A primeira vez que participei da Jornada do Patrimônio foi em 2019. O roteiro era "Prostituição e confinamento: um percurso pela antiga zona do baixo meretrício do Bom Retiro (1940-1953)", guiado pela
antropóloga Paula Janovitch. Fiquei maravilhado com os relatos sobre a região, Paula levava diversas fotos para substituir a falta de prédios antigos no triângulo entre as ruas dos Timbiras e Cesare Lombroso.
Dessa vez a experiência foi num ônibus, mais precisamente num trólebus, conhecido como Machadão, por conectar a rua Cardoso de Almeida, em Perdizes, com a rua Machado de Assis, na Aclimação. Os veículos têm aquelas duas hastes ligadas à rede elétrica e são climatizados. Fazem também uma rara homenagem para Machado de Assis em São Paulo.

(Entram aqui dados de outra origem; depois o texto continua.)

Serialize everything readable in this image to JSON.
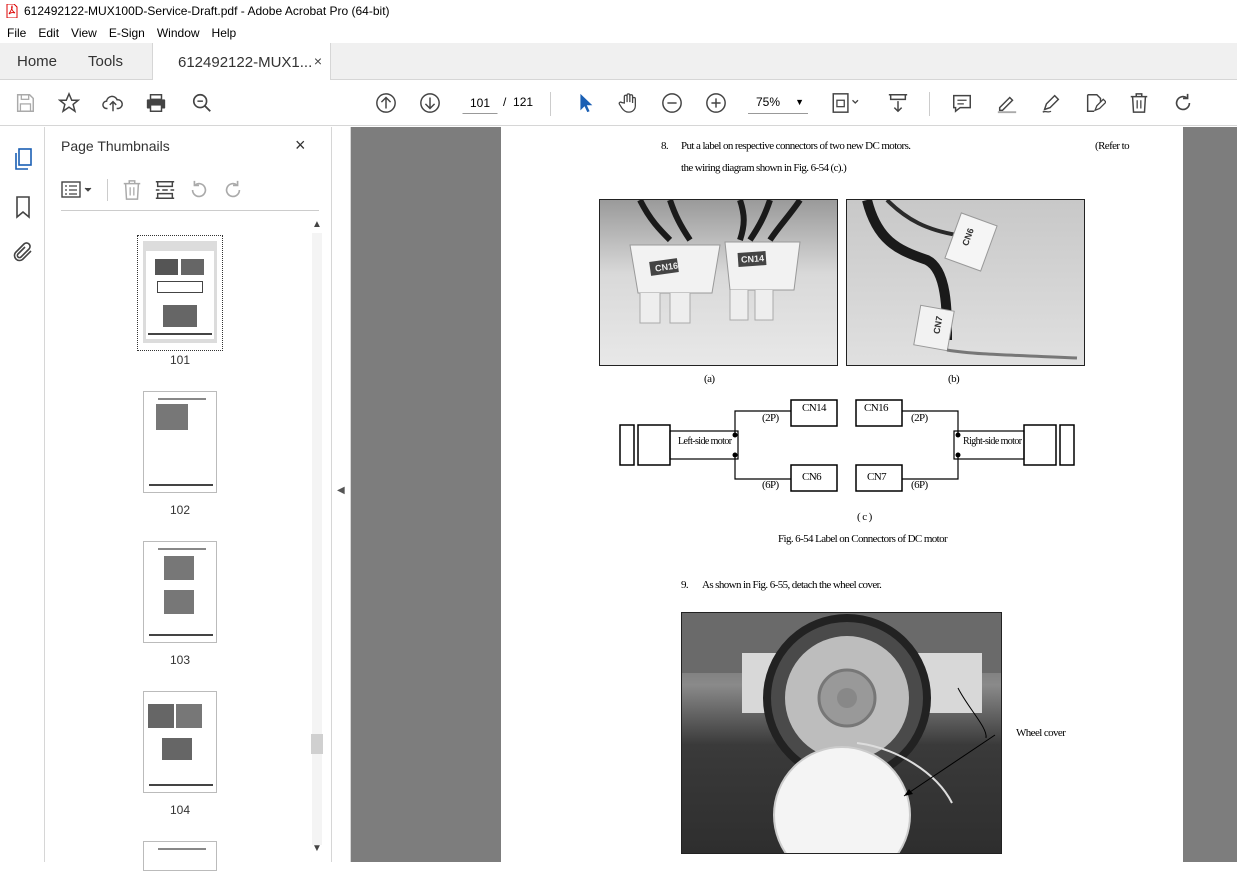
{
  "window": {
    "title": "612492122-MUX100D-Service-Draft.pdf - Adobe Acrobat Pro (64-bit)"
  },
  "menu": [
    "File",
    "Edit",
    "View",
    "E-Sign",
    "Window",
    "Help"
  ],
  "tabs": {
    "home": "Home",
    "tools": "Tools",
    "doc": "612492122-MUX1...",
    "doc_close": "×"
  },
  "toolbar": {
    "current_page": "101",
    "page_sep": "/",
    "total_pages": "121",
    "zoom": "75%"
  },
  "thumbs": {
    "title": "Page Thumbnails",
    "close": "×",
    "pages": [
      "101",
      "102",
      "103",
      "104"
    ]
  },
  "doc": {
    "step8_num": "8.",
    "step8_text": "Put a label on respective connectors of two new DC motors.",
    "step8_ref": "(Refer to",
    "step8_text2": "the wiring diagram shown in Fig. 6-54 (c).)",
    "cap_a": "(a)",
    "cap_b": "(b)",
    "photo_a_label1": "CN16",
    "photo_a_label2": "CN14",
    "photo_b_label1": "CN6",
    "photo_b_label2": "CN7",
    "diagram": {
      "cn14": "CN14",
      "cn16": "CN16",
      "cn6": "CN6",
      "cn7": "CN7",
      "p2_left": "(2P)",
      "p2_right": "(2P)",
      "p6_left": "(6P)",
      "p6_right": "(6P)",
      "left_motor": "Left-side motor",
      "right_motor": "Right-side motor"
    },
    "cap_c": "( c )",
    "fig_caption": "Fig. 6-54 Label on Connectors of DC motor",
    "step9_num": "9.",
    "step9_text": "As shown in Fig. 6-55, detach the wheel cover.",
    "wheel_label": "Wheel cover"
  }
}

A linha de trólebus traça uma narrativa da cidade em meados do século 20, quando teve grande desenvolvimento imobiliário. É uma aula de educação patrimonial. Entre 1930 e 1960, nos tempos do prefeito Prestes Maia, o Centro passou por uma profunda reforma urbanística, avenidas foram abertas e surgiram novos bairros de classe média.
A característica principal do Machadão é cruzar muitos pontos turísticos da cidade. Pacaembu, Higienópolis, prédios do arquiteto João Artacho Jurado, rua Major Sertório, território afro-oriental da Liberdade, Cambuci, Pateo do Collegio, Mosteiro de São Bento, Viaduto do Chá, Galeria Metrópole são só alguns exemplos de lugares do percurso. Pode ser considerado o trólebus mais cenográfico da cidade.
É também a linha mais antiga em funcionamento. Pode ser considerada um prolongamento da via inaugural de 1949, que ligava a praça João Mendes, no Centro, à praça General Polidoro, na Aclimação. Depois, esse percurso foi ampliado até a rua Cardoso de Almeida e até a rua Machado de Assis.
Em abril deste ano, o sistema de trólebus completou 75 anos em São Paulo, onde está a maior frota desse tipo de veículo no Hemisfério Sul. São 200 distribuídos em nove linhas.
Na Jornada do Patrimônio, o trólebus ficou lotado, com cerca de 60 pessoas, muitas de pé, interessadas em conhecer mais sobre a cidade e fazer isso usando transporte público. "Vi que mais gente do que eu imaginava tem interesse em fazer turismo em ônibus", afirma Maria Luiza Paiva, coordenadora do "Circulando Essepê", organizador do evento.
Nesse momento, o ônibus se torna um local de intercâmbio cultural e de turismo. Pela janela passa o cinema da cidade, com prédios históricos e lugares que desapareceram porque ganharam novos usos.
No público havia muitas famílias de pais com crianças, estrangeiros, moradores de Perdizes que usam o ônibus normalmente e curiosos interessados na experiência de percorrer uma linha ancestral ou em descobrir alguma informação pouco divulgada. Um ou outro estava interessado em debate. Tinha muito diálogo entre os viajantes. O caminho de ida e volta durou 1h30, com uma escala de 15 minutos na Aclimação.
Durante a o percurso do Machadão, na Jornada do Patrimônio, cumpri a função de mediador, contando histórias e guiando os espectadores para as referências arquitetônicas da cidade.
A experiência do turismo urbano interno se tem expandido nos últimos anos. Cada vez mais pessoas querem conhecer melhor a cidade onde vivem e visitar suas atrações. Também há um interesse em encontrar novos locais que fujam do óbvio. É aí que entra o Machadão.